Ele afirma que missionários deveriam ser livres para atuar em qualquer comunidade
indígena, inclusive as isoladas, e que esse trabalho pode salvar alguns grupos da
extinção.

"Qualquer povo com menos de 400 pessoas está fadado ao extermínio por razões
óbvias, como a consanguinidade. Têm que haver uma política de aproximação desses
povos", defende.
© Diocese de São Gabriel da Cachoeira Padres salesianos no Alto Rio Negro, em 1914; ação
dos religiosos difundiu o catolicismo entre povos indígenas da região

Contato com os Zo'é

Edward Luz protagonizou um dos episódios que fizeram a Funai mudar sua política em
relação a índios isolados, estabelecendo restrições ao contato. Ele diz ter sido o primeiro
não indígena a contatar o povo Zo'é, no norte do Pará, em 1982.

Em "Memórias Sertanistas: cem anos de indigenismo no Brasil", livro organizado pelo


jornalista Felipe Milanez, o ex-servidor da Funai Fiorello Parise diz que o contato foi
feito à revelia da Funai e causou grande mortandade entre os Zo'é.

Segundo Parise, a presença dos missionários contaminou os indígenas com gripe e


malária, doenças até então inexistentes no território. Ele afirma ainda que na aldeia "só
havia medicamento para uso dos próprios missionários", e que os religiosos criaram
uma estrutura "tendo os Zo'é para lhes oferecer artesanato, servirem-lhes caça, pesca e
outros serviços mais".

Em 1987, a Funai determinou que iniciativas de contato com povos isolados deveriam
partir sempre dos próprios grupos - e que cabia ao Estado somente proteger e demarcar
suas terras.

Em 1991, os missionários da MNTB foram expulsos do território Zo'é.

Edward Luz diz que as afirmações de Parise sobre a introdução de doenças na


comunidade são falsas.

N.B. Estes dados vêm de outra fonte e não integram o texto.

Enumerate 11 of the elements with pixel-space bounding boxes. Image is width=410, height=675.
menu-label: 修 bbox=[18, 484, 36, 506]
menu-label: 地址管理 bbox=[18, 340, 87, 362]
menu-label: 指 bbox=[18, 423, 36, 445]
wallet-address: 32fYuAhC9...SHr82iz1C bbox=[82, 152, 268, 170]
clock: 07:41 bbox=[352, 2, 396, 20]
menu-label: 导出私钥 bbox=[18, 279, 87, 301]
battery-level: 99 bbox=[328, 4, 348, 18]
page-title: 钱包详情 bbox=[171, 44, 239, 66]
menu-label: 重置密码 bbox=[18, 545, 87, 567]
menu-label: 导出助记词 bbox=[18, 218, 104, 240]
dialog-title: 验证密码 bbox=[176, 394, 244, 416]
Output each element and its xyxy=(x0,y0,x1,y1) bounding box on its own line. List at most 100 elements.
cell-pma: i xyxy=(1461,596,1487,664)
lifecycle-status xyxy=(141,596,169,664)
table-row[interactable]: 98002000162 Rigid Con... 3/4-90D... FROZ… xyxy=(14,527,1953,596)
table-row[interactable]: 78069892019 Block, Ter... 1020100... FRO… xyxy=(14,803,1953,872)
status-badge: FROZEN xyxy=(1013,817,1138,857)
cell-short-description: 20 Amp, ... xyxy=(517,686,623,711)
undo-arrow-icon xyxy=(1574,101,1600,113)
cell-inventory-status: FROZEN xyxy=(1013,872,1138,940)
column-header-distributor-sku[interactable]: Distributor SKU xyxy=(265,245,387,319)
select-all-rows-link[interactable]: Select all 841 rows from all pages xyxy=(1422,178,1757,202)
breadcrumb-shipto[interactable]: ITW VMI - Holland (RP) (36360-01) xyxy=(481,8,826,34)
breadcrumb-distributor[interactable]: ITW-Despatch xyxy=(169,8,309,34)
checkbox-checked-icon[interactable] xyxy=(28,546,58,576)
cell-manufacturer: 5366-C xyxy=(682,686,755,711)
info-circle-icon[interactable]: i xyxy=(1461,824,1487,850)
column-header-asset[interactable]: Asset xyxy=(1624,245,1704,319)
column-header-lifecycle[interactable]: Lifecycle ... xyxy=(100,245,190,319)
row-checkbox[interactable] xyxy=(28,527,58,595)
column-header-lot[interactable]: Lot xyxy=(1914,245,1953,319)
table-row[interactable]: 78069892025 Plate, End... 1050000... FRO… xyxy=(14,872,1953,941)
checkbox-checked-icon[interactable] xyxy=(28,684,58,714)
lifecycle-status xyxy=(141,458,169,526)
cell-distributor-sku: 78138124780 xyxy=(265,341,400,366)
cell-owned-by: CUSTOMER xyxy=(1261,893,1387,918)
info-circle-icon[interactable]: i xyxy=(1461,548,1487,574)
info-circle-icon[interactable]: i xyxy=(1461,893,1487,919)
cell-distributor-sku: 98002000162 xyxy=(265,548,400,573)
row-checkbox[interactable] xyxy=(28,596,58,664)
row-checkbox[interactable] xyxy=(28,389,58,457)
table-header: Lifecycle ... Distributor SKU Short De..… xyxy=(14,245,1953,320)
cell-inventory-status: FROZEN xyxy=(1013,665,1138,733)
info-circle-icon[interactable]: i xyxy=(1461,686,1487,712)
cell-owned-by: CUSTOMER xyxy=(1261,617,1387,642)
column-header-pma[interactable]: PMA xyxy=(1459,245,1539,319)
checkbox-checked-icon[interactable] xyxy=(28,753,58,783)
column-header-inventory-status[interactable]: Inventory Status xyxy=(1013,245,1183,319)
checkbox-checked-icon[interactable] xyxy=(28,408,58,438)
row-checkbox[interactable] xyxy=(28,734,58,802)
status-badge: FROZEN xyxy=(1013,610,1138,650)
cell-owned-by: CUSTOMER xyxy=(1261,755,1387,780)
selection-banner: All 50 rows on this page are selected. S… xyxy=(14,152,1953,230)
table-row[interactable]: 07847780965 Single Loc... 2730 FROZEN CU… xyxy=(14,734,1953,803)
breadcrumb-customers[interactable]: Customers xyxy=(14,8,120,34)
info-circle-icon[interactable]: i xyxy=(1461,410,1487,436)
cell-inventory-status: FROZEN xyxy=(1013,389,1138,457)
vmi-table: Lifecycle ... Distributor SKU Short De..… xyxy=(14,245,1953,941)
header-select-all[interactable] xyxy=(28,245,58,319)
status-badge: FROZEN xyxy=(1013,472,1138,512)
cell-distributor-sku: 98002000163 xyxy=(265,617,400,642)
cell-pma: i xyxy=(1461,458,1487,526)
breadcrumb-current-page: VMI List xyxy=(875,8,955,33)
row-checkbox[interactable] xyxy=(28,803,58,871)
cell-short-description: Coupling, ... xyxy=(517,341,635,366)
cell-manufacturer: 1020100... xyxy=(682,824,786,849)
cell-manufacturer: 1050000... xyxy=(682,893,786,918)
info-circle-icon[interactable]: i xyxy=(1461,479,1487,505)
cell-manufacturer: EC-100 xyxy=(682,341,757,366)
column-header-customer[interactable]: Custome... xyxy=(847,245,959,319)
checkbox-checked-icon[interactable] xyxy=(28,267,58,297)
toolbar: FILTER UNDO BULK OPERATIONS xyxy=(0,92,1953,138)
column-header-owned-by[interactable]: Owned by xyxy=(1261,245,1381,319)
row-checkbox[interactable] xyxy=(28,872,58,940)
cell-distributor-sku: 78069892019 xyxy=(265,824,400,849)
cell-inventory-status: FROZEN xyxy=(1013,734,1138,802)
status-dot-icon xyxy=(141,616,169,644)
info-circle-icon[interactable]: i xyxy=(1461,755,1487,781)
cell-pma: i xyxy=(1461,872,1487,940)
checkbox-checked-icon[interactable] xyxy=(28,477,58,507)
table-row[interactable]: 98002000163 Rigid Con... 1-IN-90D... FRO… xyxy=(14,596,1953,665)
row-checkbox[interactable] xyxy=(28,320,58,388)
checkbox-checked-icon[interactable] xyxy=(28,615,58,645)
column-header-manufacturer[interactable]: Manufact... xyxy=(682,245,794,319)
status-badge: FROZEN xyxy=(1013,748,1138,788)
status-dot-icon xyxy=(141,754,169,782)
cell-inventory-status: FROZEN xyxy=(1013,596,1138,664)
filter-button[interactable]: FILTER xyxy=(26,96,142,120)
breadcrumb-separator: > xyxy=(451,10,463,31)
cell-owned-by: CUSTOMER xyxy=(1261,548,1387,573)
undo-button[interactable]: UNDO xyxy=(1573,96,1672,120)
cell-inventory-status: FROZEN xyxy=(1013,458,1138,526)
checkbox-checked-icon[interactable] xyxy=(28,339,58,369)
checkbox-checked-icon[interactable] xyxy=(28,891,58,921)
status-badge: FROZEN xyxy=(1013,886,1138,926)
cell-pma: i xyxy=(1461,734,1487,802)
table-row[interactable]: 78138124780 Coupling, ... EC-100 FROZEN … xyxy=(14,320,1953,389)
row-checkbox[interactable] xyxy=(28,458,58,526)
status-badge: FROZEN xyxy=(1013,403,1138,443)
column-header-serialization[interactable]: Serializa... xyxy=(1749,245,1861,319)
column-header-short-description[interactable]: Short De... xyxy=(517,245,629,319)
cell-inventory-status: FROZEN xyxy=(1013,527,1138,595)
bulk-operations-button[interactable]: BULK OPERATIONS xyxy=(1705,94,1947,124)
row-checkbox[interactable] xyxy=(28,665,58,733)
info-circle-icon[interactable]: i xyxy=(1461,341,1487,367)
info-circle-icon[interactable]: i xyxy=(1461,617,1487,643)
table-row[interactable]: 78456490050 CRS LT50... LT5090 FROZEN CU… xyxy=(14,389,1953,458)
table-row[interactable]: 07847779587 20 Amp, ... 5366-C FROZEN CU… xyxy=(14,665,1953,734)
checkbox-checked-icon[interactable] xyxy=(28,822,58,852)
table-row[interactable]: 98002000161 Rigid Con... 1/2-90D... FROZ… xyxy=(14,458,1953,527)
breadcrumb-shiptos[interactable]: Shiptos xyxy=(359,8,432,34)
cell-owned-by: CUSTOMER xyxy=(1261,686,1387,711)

Ele afirma que provavelmente a malária chegou ao território por
meio de macacos, que estão entre os hospedeiros da doença.
"Depois que cheguei no Amazonas, peguei oito malárias, lá no meio deles. E dizem que
eu fui lá levar malária? É inconcebível."

Sobre os relatos de privilégios que os missionários teriam entre os indígenas, ele diz que
se tratava de cuidados para conciliar "dois mundos completamente diferentes".

"Eles queriam isso ou aquilo e você não pode, dentro da perspectiva sociocultural, dar
ou distribuir esssas coisas, como alguns erroneamente fazem. E se ele (índio) te dá algo,
espera receber algo na frente. Éramos parcimoniosos para não criar uma dependência
econômica."

Luz diz que os missionários reverteram "o processo de extinção completa daquele povo"
e que a expulsão do grupo se deveu a fatores políticos.

"Havia interesses de pessoas para estudar aqueles povos e não queriam a presença de
missionários no meio deles. Até então, a Funai nos elogiava, temos relatos e afirmações
fantásticas deles a nosso respeito", diz.